Inesperadamente, nos dijeron que un paciente tenía un drenaje torácico que no funcionaba y de repente me dije: ¡me toca a mí! Era el único cirujano del turno, por lo que me pidieron que entrara yo, y así lo hice. Qué impresión. Todos en sus habitaciones, aislados, los enfermeros y yo ataviados de tal manera que no se nos reconocía ni la cara… Hice mi trabajo en 20 minutos, luego empecé a entrar en las habitaciones de los pacientes y me los encontraba allí acostados, con oxígeno, imposibilitados para levantarse, y me puse a charlar con ellos, saludarles, hacerles reír un poco… Estuve allí dentro más de cuatro horas, sin el más mínimo signo de aburrimiento, porque en aquel momento estaba solo yo allí con ellos.

No fue fácil ni alegre, pues aunque estaban en condiciones aparentemente buenas tienen una enfermedad grave, por lo que, mientras hablaba con ellos pensaba que tal vez algunos de ellos no saldrían del hospital, no volverán a ver a su marido o mujer, en algunos casos aislados en la habitación de al lado o enfrente… Ofrecí todo, su sufrimiento y nuestro sacrificio, sabiendo que el de muchos de mis colegas es mil veces mayor que el mío, para que el Señor salve sus vidas, para que en esta terrible prueba se sientan en cierto modo amados y preferidos.

Me sentí agraciado por poder estar en la trinchera, allí con ellos, y me di cuenta de que eso era todo lo que deseaba.
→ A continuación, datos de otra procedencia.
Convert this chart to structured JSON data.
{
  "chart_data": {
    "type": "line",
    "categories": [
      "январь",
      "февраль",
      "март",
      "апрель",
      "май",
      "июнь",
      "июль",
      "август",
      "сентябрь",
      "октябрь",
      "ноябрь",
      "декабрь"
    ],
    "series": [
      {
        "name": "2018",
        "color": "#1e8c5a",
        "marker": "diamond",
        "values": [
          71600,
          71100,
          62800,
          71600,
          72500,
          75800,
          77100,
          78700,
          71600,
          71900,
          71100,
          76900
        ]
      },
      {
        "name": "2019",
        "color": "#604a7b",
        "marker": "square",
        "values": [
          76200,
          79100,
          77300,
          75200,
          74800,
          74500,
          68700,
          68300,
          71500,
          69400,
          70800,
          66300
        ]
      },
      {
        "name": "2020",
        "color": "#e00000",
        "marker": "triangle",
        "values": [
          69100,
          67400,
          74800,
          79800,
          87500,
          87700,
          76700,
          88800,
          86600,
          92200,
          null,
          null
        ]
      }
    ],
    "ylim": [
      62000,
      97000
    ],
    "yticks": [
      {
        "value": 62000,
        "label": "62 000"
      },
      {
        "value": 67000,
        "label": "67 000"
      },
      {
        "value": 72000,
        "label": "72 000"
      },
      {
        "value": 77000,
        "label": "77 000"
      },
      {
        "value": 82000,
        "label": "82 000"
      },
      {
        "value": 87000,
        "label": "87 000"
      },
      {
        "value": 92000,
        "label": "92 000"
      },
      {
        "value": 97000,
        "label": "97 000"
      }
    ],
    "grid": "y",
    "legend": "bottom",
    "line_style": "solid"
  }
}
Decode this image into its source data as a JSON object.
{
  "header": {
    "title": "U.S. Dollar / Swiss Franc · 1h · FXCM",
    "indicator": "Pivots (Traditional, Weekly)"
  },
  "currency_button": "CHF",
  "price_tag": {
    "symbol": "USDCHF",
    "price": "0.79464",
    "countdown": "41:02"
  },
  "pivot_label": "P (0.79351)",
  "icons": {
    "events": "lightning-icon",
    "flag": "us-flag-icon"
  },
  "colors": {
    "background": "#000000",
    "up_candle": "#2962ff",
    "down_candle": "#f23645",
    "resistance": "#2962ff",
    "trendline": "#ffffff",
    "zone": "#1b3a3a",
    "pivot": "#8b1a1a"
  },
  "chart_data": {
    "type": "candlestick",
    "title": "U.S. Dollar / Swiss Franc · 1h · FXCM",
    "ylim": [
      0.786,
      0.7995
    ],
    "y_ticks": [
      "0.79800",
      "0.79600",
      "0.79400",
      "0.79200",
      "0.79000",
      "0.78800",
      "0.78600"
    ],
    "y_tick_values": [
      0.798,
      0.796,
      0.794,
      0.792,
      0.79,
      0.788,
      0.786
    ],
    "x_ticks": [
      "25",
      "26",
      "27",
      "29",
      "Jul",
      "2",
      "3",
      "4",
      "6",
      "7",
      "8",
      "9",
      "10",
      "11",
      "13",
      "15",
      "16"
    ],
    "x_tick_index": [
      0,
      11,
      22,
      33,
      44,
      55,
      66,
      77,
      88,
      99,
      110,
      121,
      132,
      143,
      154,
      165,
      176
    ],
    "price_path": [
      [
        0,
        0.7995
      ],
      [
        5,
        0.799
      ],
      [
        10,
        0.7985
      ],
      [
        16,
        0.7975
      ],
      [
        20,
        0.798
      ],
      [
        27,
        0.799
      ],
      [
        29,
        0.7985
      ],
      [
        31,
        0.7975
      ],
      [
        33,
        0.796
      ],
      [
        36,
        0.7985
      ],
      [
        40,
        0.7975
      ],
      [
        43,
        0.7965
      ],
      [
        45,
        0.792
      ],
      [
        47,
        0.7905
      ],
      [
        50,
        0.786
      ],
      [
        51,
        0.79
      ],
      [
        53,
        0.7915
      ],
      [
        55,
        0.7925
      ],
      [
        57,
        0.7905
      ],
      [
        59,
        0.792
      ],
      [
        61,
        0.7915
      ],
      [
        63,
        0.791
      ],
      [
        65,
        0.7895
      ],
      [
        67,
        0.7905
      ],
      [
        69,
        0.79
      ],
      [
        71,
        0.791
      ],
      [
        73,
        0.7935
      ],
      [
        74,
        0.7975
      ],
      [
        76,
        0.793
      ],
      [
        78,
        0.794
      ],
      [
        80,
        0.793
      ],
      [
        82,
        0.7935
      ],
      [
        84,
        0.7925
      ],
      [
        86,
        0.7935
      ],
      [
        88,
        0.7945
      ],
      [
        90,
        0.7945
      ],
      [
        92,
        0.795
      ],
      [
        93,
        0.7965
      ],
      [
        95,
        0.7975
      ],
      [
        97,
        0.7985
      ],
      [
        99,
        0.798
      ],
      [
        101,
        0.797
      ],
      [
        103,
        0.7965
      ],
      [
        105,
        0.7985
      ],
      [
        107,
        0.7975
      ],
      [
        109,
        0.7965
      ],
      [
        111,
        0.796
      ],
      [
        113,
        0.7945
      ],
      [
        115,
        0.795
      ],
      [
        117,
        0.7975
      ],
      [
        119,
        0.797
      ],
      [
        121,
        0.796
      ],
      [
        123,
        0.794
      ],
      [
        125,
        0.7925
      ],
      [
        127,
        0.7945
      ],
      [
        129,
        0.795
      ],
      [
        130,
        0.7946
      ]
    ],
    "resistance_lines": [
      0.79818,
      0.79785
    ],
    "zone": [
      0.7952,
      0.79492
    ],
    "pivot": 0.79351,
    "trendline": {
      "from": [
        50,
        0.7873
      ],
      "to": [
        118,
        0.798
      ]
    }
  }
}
Aparte del cumplimiento –que ya había experimentado otras veces pero nunca con esta potencia– del deseo que tenía cuando, a los dieciocho años, decidí estudiar Medicina.

Cuántos encuentros, cuántas peticiones me hicieron, de cuidados y a veces de oraciones, y ahora los llevo a todos en mi corazón. Pensaba en el día de la profesión de los Memores Domini, cuando escuché estas palabras de don Giussani, que se me quedaron en el corazón y estos días se están cumpliendo: «Tú, que profesas hoy, eres profeta. Solamente tú podrás verdadera y conscientemente desear a tus hermanos los hombres que pasan a tu lado: “Sint dies laeti placidaeque noctes”. Noctes placidae, tranquilas, en paz, no subvertidas por el veneno de la tentación porque la caída es inminente, por el tormento que produce el miedo a los acontecimientos. Dies laeti, alegres como una jornada de sol, aunque fuera fría».